第168話 破滅の光

「お、おぉ……ルシファー強いな」


 簡単にクラディウスの胸を貫いたルシファーに滅茶苦茶驚いている。確かに、シンバ王朝遺跡で俺の身体に入ってから一度も本気を見せたことがないのは知っていたけど、まさかここまでの強さとは思わなかったな。しかし……クラディウスも胸を貫かれているのに全く動きを止めるような様子はない。


「おのれぇ……全て消し去ってくれる! 俺の力を見せてやろう!」

「げ」


 クラディウスの言葉に反応して、上空の超巨大な顔が真下に向けて口を開いた。あれは……多分、そういうことなんだと思うんだけど、マジでやられるとしたら普通にキツイぞ。


「全力で食い止めるぞぉ!」

「なんとかしないと消し飛ばされそうですし、やるだけやりますよ」

「ニーナ!?」


 ヒラルダのように何かに乗って空を駆けるニーナが思い切り叫びながら上空へと上がっていったのでちょっとびっくりしたが、よくみたらニーナが乗っているのは死の翼サリエルによって生み出された影のようだ。
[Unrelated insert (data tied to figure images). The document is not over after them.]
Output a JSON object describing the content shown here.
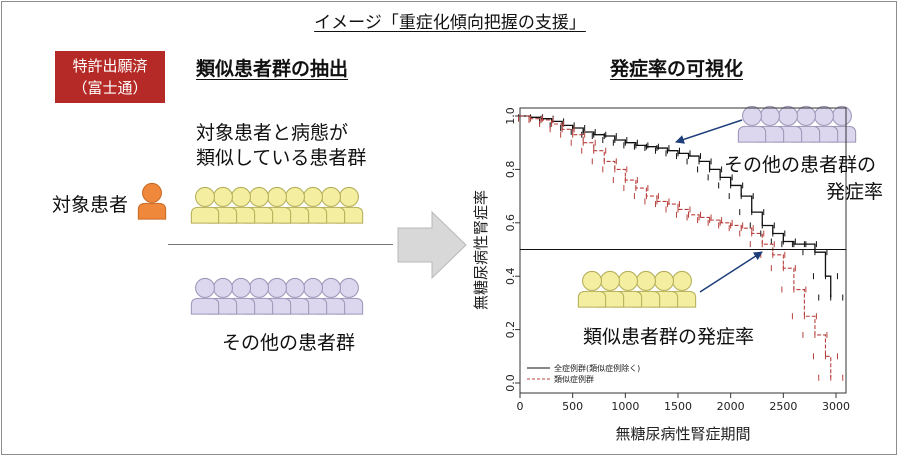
{
  "title": "イメージ「重症化傾向把握の支援」",
  "badge": {
    "line1": "特許出願済",
    "line2": "（富士通）"
  },
  "extraction": {
    "heading": "類似患者群の抽出",
    "similar_label_line1": "対象患者と病態が",
    "similar_label_line2": "類似している患者群",
    "target_patient_label": "対象患者",
    "others_label": "その他の患者群"
  },
  "visualization": {
    "heading": "発症率の可視化",
    "others_rate_line1": "その他の患者群の",
    "others_rate_line2": "発症率",
    "similar_rate": "類似患者群の発症率"
  },
  "colors": {
    "badge": "#b52a26",
    "similar_group": "#f4efa0",
    "other_group": "#dcd7ee",
    "target_patient": "#f0883c",
    "all_cases_line": "#111111",
    "similar_cases_line": "#b8403c",
    "arrow": "#1f3f7a"
  },
  "chart_data": {
    "type": "line",
    "title": "",
    "xlabel": "無糖尿病性腎症期間",
    "ylabel": "無糖尿病性腎症率",
    "xlim": [
      0,
      3000
    ],
    "ylim": [
      0,
      1
    ],
    "x_ticks": [
      "0",
      "500",
      "1000",
      "1500",
      "2000",
      "2500",
      "3000"
    ],
    "y_ticks": [
      "0.0",
      "0.2",
      "0.4",
      "0.6",
      "0.8",
      "1.0"
    ],
    "reference_line_y": 0.5,
    "legend_position": "bottom-left",
    "series": [
      {
        "name": "全症例群(類似症例除く)",
        "style": "solid",
        "x": [
          0,
          100,
          200,
          300,
          400,
          500,
          600,
          700,
          800,
          900,
          1000,
          1100,
          1200,
          1300,
          1400,
          1500,
          1600,
          1700,
          1800,
          1900,
          2000,
          2100,
          2200,
          2300,
          2400,
          2500,
          2600,
          2700,
          2800,
          2900,
          2950
        ],
        "y": [
          1.0,
          0.995,
          0.99,
          0.98,
          0.965,
          0.955,
          0.94,
          0.93,
          0.925,
          0.91,
          0.9,
          0.89,
          0.885,
          0.88,
          0.87,
          0.86,
          0.85,
          0.83,
          0.8,
          0.77,
          0.74,
          0.7,
          0.64,
          0.59,
          0.56,
          0.53,
          0.52,
          0.52,
          0.49,
          0.4,
          0.32
        ]
      },
      {
        "name": "類似症例群",
        "style": "dashed",
        "x": [
          0,
          100,
          200,
          300,
          400,
          500,
          600,
          700,
          800,
          900,
          1000,
          1100,
          1200,
          1300,
          1400,
          1500,
          1600,
          1700,
          1800,
          1900,
          2000,
          2100,
          2200,
          2300,
          2400,
          2500,
          2600,
          2700,
          2800,
          2900,
          2950
        ],
        "y": [
          1.0,
          0.99,
          0.985,
          0.97,
          0.95,
          0.93,
          0.9,
          0.87,
          0.83,
          0.8,
          0.76,
          0.73,
          0.7,
          0.68,
          0.67,
          0.65,
          0.63,
          0.62,
          0.61,
          0.6,
          0.59,
          0.58,
          0.56,
          0.52,
          0.48,
          0.43,
          0.35,
          0.25,
          0.18,
          0.1,
          0.02
        ]
      }
    ]
  }
}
 アイビーはしれっと死の翼サリエルでそのまま飛んでいるし、その後ろから水の龍に乗るヒラルダと、それに掴まっているエリナの姿もあった。


「全員の力を合わせればなんとか逸らすことはできるかもしれません」

「……本当にできるかどうかはわからないが、できなきゃ死ぬだけか」


 多分、冗談抜きであれをそのまま放置していたら俺たちは死ぬと思うけど……だからって逸らすことなんてできるだろうか。アイビーはやってみないとわからないって感じで言ってるが、そんな微かな希望に縋るタイプじゃなかっただろ。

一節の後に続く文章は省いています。